Critici, vil razza dannata. O forse no. "Oggi tutti possono scrivere la loro opinione sul web e il pubblico può essere molto più crudele di chi lo fa di professione" assicura John Malkovich parlando in video da Boston di The Music Critic, la pièce musicale che porta sul palco degli Arcimboldi di Milano il 3 dicembre; una brillante collezione di stroncature delle opere di colossi come Brahms, Ravel, Chopin, Prokofiev, inconsapevoli dello scherno a cui le avrebbe consegnate la storia. Quelle di definire Beethoven "bizzarro e barocco" o Schumann "uno si crede di essere un compositore" sono, infatti, le responsabilità dei recensori dalla penna acuminata su cui punta il dito con ironia lo spettacolo ideato e scritto da Aleksey Igudesman. Da un lato c’è il critico-inquisitore Malkovich mentre dall’altro la difesa affidata agli strumenti dello stesso Igudesman e degli altri musicisti in scena.

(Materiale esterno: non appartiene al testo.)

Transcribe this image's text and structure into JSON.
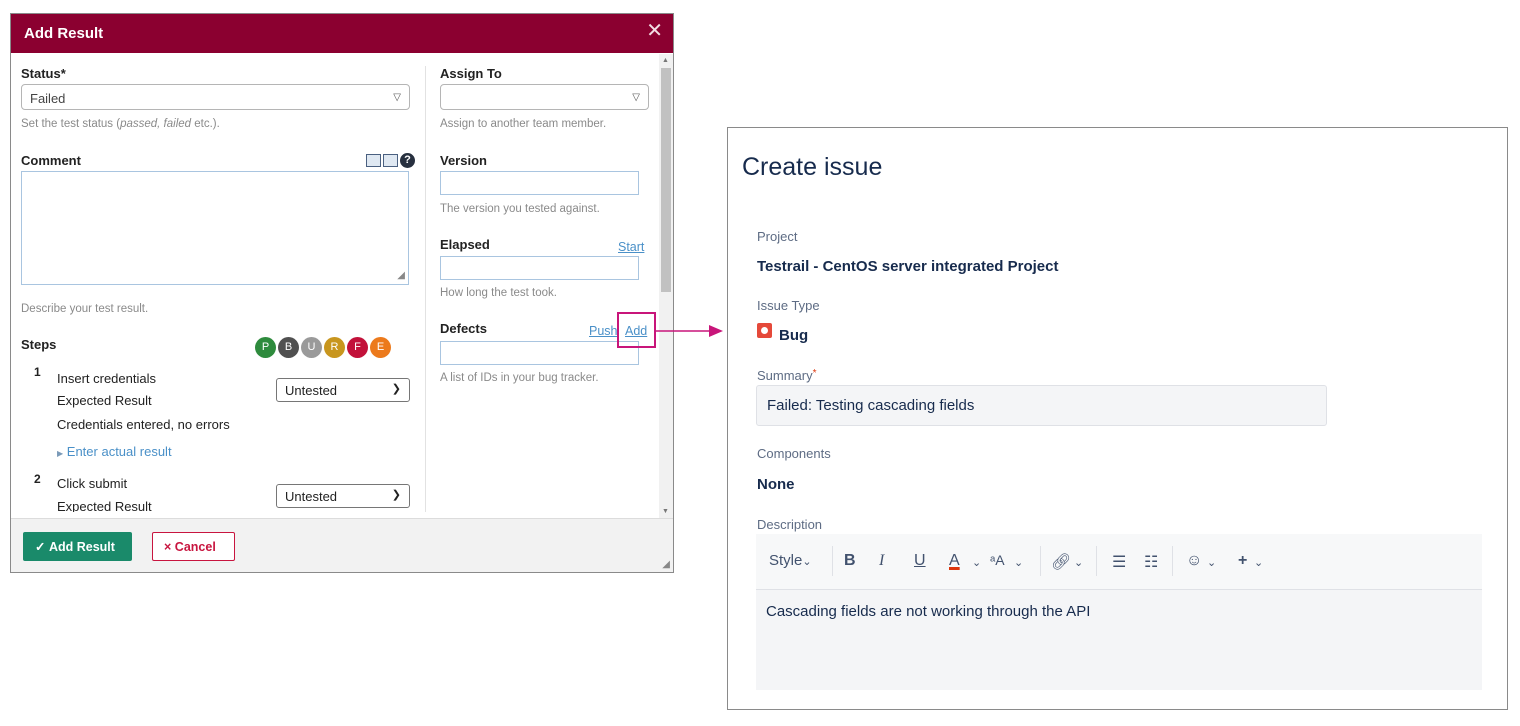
{
  "dialog": {
    "title": "Add Result",
    "status": {
      "label": "Status",
      "required_mark": "*",
      "value": "Failed"
    },
    "status_hint_prefix": "Set the test status (",
    "status_hint_italic": "passed, failed",
    "status_hint_suffix": " etc.).",
    "comment": {
      "label": "Comment",
      "hint": "Describe your test result."
    },
    "assign_to": {
      "label": "Assign To",
      "value": "",
      "hint": "Assign to another team member."
    },
    "version": {
      "label": "Version",
      "value": "",
      "hint": "The version you tested against."
    },
    "elapsed": {
      "label": "Elapsed",
      "start_link": "Start",
      "value": "",
      "hint": "How long the test took."
    },
    "defects": {
      "label": "Defects",
      "push_link": "Push",
      "add_link": "Add",
      "value": "",
      "hint": "A list of IDs in your bug tracker."
    },
    "steps": {
      "label": "Steps",
      "badges": [
        {
          "letter": "P",
          "color": "#2e8b3d"
        },
        {
          "letter": "B",
          "color": "#505050"
        },
        {
          "letter": "U",
          "color": "#9a9a9a"
        },
        {
          "letter": "R",
          "color": "#c8961e"
        },
        {
          "letter": "F",
          "color": "#c2113a"
        },
        {
          "letter": "E",
          "color": "#ec7a1c"
        }
      ],
      "items": [
        {
          "number": "1",
          "text": "Insert credentials",
          "expected_label": "Expected Result",
          "expected": "Credentials entered, no errors",
          "actual_link": "Enter actual result",
          "status": "Untested"
        },
        {
          "number": "2",
          "text": "Click submit",
          "expected_label": "Expected Result",
          "status": "Untested"
        }
      ]
    },
    "buttons": {
      "add": "Add Result",
      "cancel": "Cancel"
    },
    "colors": {
      "header": "#8b0030",
      "add_button": "#1a8a6a",
      "cancel": "#c8153f",
      "highlight": "#c8157a"
    }
  },
  "issue": {
    "title": "Create issue",
    "project": {
      "label": "Project",
      "value": "Testrail - CentOS server integrated Project"
    },
    "issue_type": {
      "label": "Issue Type",
      "value": "Bug"
    },
    "summary": {
      "label": "Summary",
      "required_mark": "*",
      "value": "Failed: Testing cascading fields"
    },
    "components": {
      "label": "Components",
      "value": "None"
    },
    "description": {
      "label": "Description",
      "toolbar": {
        "style": "Style",
        "bold": "B",
        "italic": "I",
        "underline": "U",
        "color": "A",
        "more_text": "ᵃA"
      },
      "value": "Cascading fields are not working through the API"
    }
  }
}
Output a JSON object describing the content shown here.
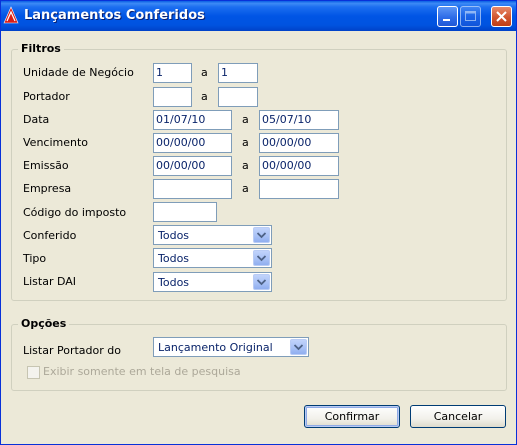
{
  "window": {
    "title": "Lançamentos Conferidos"
  },
  "filtros": {
    "title": "Filtros",
    "unidade_negocio": {
      "label": "Unidade de Negócio",
      "from": "1",
      "sep": "a",
      "to": "1"
    },
    "portador": {
      "label": "Portador",
      "from": "",
      "sep": "a",
      "to": ""
    },
    "data": {
      "label": "Data",
      "from": "01/07/10",
      "sep": "a",
      "to": "05/07/10"
    },
    "vencimento": {
      "label": "Vencimento",
      "from": "00/00/00",
      "sep": "a",
      "to": "00/00/00"
    },
    "emissao": {
      "label": "Emissão",
      "from": "00/00/00",
      "sep": "a",
      "to": "00/00/00"
    },
    "empresa": {
      "label": "Empresa",
      "from": "",
      "sep": "a",
      "to": ""
    },
    "codigo_imposto": {
      "label": "Código do imposto",
      "value": ""
    },
    "conferido": {
      "label": "Conferido",
      "value": "Todos"
    },
    "tipo": {
      "label": "Tipo",
      "value": "Todos"
    },
    "listar_dai": {
      "label": "Listar DAI",
      "value": "Todos"
    }
  },
  "opcoes": {
    "title": "Opções",
    "listar_portador": {
      "label": "Listar Portador do",
      "value": "Lançamento Original"
    },
    "exibir_tela": {
      "label": "Exibir somente em tela de pesquisa",
      "checked": false
    }
  },
  "buttons": {
    "confirmar": "Confirmar",
    "cancelar": "Cancelar"
  },
  "colors": {
    "title_bar": "#0055E5",
    "window_bg": "#ECE9D8",
    "field_text": "#0A246A",
    "field_border": "#7F9DB9"
  }
}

Signor Malkovich, mestieraccio quello del recensore.

"Penso che non sia affatto facile fare il critico. C’è chi pensa che la musica debba rappresentare un luogo sicuro per l’artista e invece non è così. L’artista mette a disposizione degli altri il suo lavoro e quindi non potrà mai ricevere soltanto critiche positive. Soprattutto al tempo di Internet. E poi chi dice che certe critiche non abbiano fondamento?".

Lei come si regola?

"Non ne leggo molte, perché su di me ne scrivono troppe e ho parecchio da fare. E poi il problema a volte sta più nella reazione dell’artista che nella critica in sé, spesso scritta bene e con la giusta ironia. Bisogna saperle accettare".

Però nel finale di The Music Critic parla proprio della “demolizione” di un suo spettacolo.

"Mi sono messo in gioco pure io leggendo quel che scrisse di me un critico turco. Tempo dopo ho avuto modo di conoscerlo personalmente: s’è detto felice di essere citato nello spettacolo e ne ha fatto una recensione positiva. A volte le critiche sono grandi lezioni, anche perché ciò che viene considerato brillante oggi può non esserlo tra vent’anni o magari ci sono proposte che arrivano troppo in anticipo sui tempi".

Intanto, però, a 67 anni lei è ancora John Malkovich, divo consolidato ma anche aperto alle sperimentazioni dei film di Spike Jonze o degli scatti di Sandro Miller proprio in questi giorni alle Stelline di Milano con la mostra Malkovich, Malkovich, Malkovich. Homage to Photographic Masters.

"Sinceramente non so proprio dire perché la gente mi veda così e mi coinvolga in questi progetti strani. Non lo capisco, ma non mi dispiace".

Qual è la sua Italia?

"Mia moglie (Nicoletta Peyran, ndr) è nata vicino a Torino e quindi vengo spesso. Ma conosco bene pure Roma, dove l’ho incontrata (sul set de Il tè nel deserto di Bernardo Bertolucci - ndr) e dove ho vissuto per alcuni mesi mentre giravo con Sorrentino la serie tv The New Pope. Poi ci sono pure Venezia o quella Milano che ho frequentato ripetutamente quando ho collaborato alla creazione di una linea di vestiti".

Progetti?

"Diversi. In primavera girerò Complément cramé!, un film di Gilles Legardier con Fanny Ardant, poi a gennaio mi aspetta una parte in Ripley, serie tv di Steve Zaillian basata sui romanzi di Patricia Highsmith realizzata in parte a Venezia. A maggio, in quel di Riga, ho le prove teatrali di Nella solitudine dei campi di cotone di Koltès. E infine sarò Karl Lagerfeld nel film su Yves Saint Laurent scritto e diretto da Rupert Everett e il direttore d’orchestra rumeno Sergiu Celibidachi in The Yellow Tie, diretto dal figlio Serge Ioan Celebidachi".